When Coleman surprisingly got the manager's job it was thought he would appoint Smith as a senior adviser. Instead the Welshman, just 33, poured his faith into 36-year-old Kean. It worked. The two ambitious, hungry young men feed off each other. Coleman has the drive and the "man-management skills", according to Kean. Insiders say he has the "football brain".
"Chris has been sadly missed as far as his contact with the players," said Kean who explained that Coleman had woken up at 4am on Tuesday "feeling as if he was coming down with flu". It got worse and he was hospitalised. "He's had a bit of trauma in his leg because of the car crash," Kean said. "But we think the virus in now under control. He's been up and about and had a few minutes on his legs. So he's not totally out of it."
The two have spoken "before and after" each training session and picked the team at Coleman's hospital bed. "We're in a nice pattern," said Kean of how the players are shaping up. "We've done our training and we've spoken tactically about what we want to do."
There was "shock" when the team was informed of Coleman's condition - just before the cup-tie - but that quickly turned into determination. "The spirit is fantastic and out of a negative, which this is, it's tested. We'll pull together. As soon as you mention it's Chris and we want to give him a tonic, it was very plain to see that they wanted to get a result."

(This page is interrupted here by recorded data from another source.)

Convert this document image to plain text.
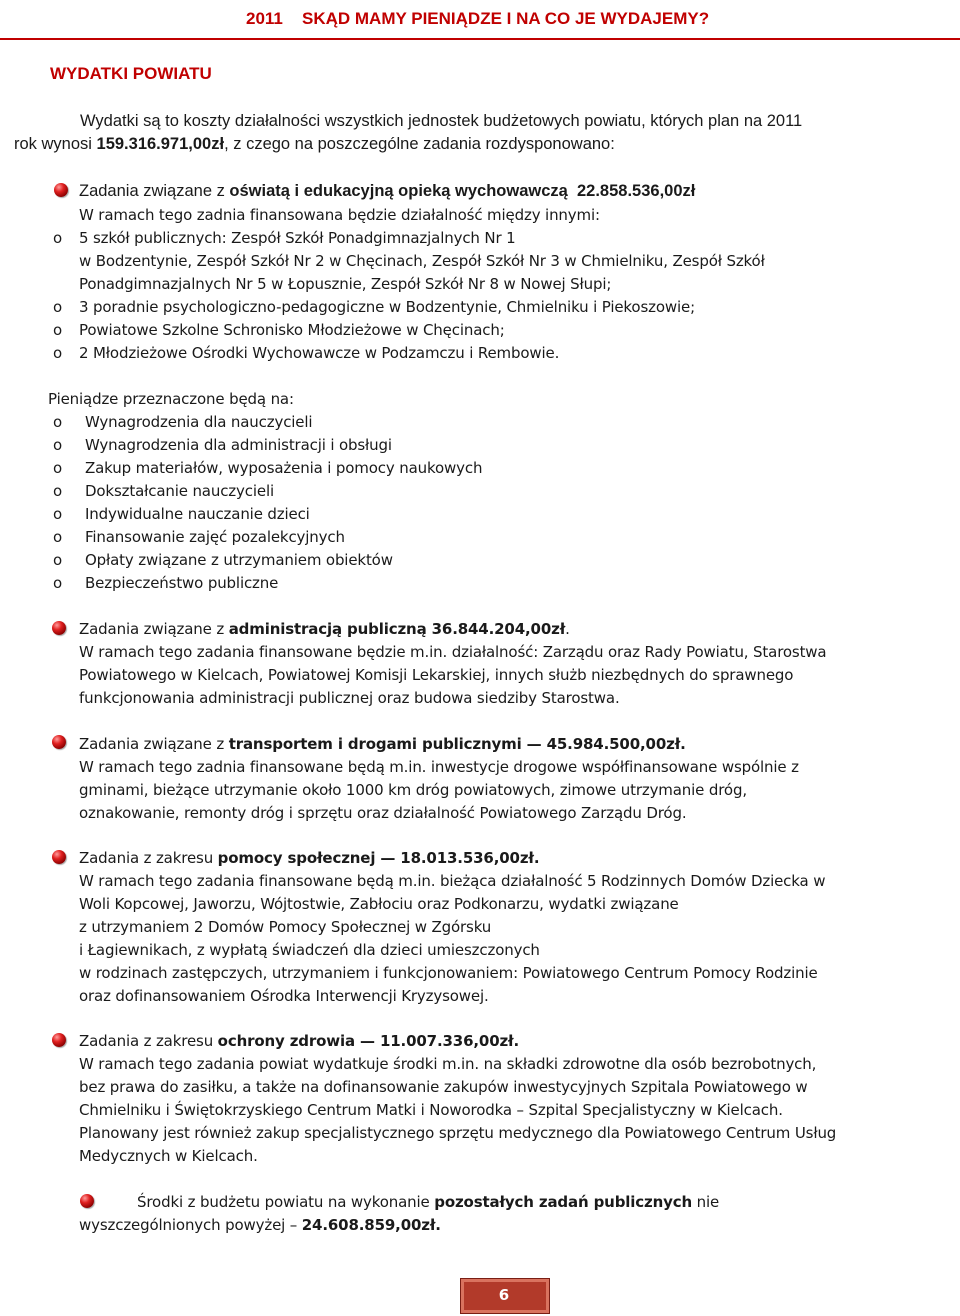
2011 SKĄD MAMY PIENIĄDZE I NA CO JE WYDAJEMY?
WYDATKI POWIATU
Wydatki są to koszty działalności wszystkich jednostek budżetowych powiatu, których plan na 2011
rok wynosi 159.316.971,00zł, z czego na poszczególne zadania rozdysponowano:
Zadania związane z oświatą i edukacyjną opieką wychowawczą 22.858.536,00zł
W ramach tego zadnia finansowana będzie działalność między innymi:
o 5 szkół publicznych: Zespół Szkół Ponadgimnazjalnych Nr 1
w Bodzentynie, Zespół Szkół Nr 2 w Chęcinach, Zespół Szkół Nr 3 w Chmielniku, Zespół Szkół
Ponadgimnazjalnych Nr 5 w Łopusznie, Zespół Szkół Nr 8 w Nowej Słupi;
o 3 poradnie psychologiczno-pedagogiczne w Bodzentynie, Chmielniku i Piekoszowie;
o Powiatowe Szkolne Schronisko Młodzieżowe w Chęcinach;
o 2 Młodzieżowe Ośrodki Wychowawcze w Podzamczu i Rembowie.
Pieniądze przeznaczone będą na:
o Wynagrodzenia dla nauczycieli
o Wynagrodzenia dla administracji i obsługi
o Zakup materiałów, wyposażenia i pomocy naukowych
o Dokształcanie nauczycieli
o Indywidualne nauczanie dzieci
o Finansowanie zajęć pozalekcyjnych
o Opłaty związane z utrzymaniem obiektów
o Bezpieczeństwo publiczne
Zadania związane z administracją publiczną 36.844.204,00zł.
W ramach tego zadania finansowane będzie m.in. działalność: Zarządu oraz Rady Powiatu, Starostwa
Powiatowego w Kielcach, Powiatowej Komisji Lekarskiej, innych służb niezbędnych do sprawnego
funkcjonowania administracji publicznej oraz budowa siedziby Starostwa.
Zadania związane z transportem i drogami publicznymi — 45.984.500,00zł.
W ramach tego zadnia finansowane będą m.in. inwestycje drogowe współfinansowane wspólnie z
gminami, bieżące utrzymanie około 1000 km dróg powiatowych, zimowe utrzymanie dróg,
oznakowanie, remonty dróg i sprzętu oraz działalność Powiatowego Zarządu Dróg.
Zadania z zakresu pomocy społecznej — 18.013.536,00zł.
W ramach tego zadania finansowane będą m.in. bieżąca działalność 5 Rodzinnych Domów Dziecka w
Woli Kopcowej, Jaworzu, Wójtostwie, Zabłociu oraz Podkonarzu, wydatki związane
z utrzymaniem 2 Domów Pomocy Społecznej w Zgórsku
i Łagiewnikach, z wypłatą świadczeń dla dzieci umieszczonych
w rodzinach zastępczych, utrzymaniem i funkcjonowaniem: Powiatowego Centrum Pomocy Rodzinie
oraz dofinansowaniem Ośrodka Interwencji Kryzysowej.
Zadania z zakresu ochrony zdrowia — 11.007.336,00zł.
W ramach tego zadania powiat wydatkuje środki m.in. na składki zdrowotne dla osób bezrobotnych,
bez prawa do zasiłku, a także na dofinansowanie zakupów inwestycyjnych Szpitala Powiatowego w
Chmielniku i Świętokrzyskiego Centrum Matki i Noworodka – Szpital Specjalistyczny w Kielcach.
Planowany jest również zakup specjalistycznego sprzętu medycznego dla Powiatowego Centrum Usług
Medycznych w Kielcach.
Środki z budżetu powiatu na wykonanie pozostałych zadań publicznych nie
wyszczególnionych powyżej – 24.608.859,00zł.
6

Coleman has been visibly frustrated of late. Lacklustre performances have seen Fulham fall to a still respectable ninth while he has accused players of slipping into a "comfort zone". Kean agreed - "we were in a bit of a rut" - but insisted the manager has not been pushing himself too hard. "It wasn't that he was feeling unwell and that he kept dragging himself, pushing himself on to the training ground," he said. "It [the infection] seemed to be sitting dormant in his system and all of a sudden it's flared up. I wouldn't say he's overdone it." Kean added: "He didn't follow the West Ham game - he was sleeping on and off. We took him up a little bit of footage. But we only took the good bits!"
Kean also ordered his players to watch television - United's match against Porto on Wednesday. It was after another of United's Champions' League encounters - away to Rangers - that Fulham last met them. It may not be a good omen. "The danger is when you write Manchester United off is when they are really ruthless," said Kean. "Everyone is saying that for them [United] it's a must-win and if they don't then the championship is finished. We know that so we have to be on guard."
Kean is confident. "We have the experience of having played them the first time so we've got a good game plan," he says. He should know. He devised it.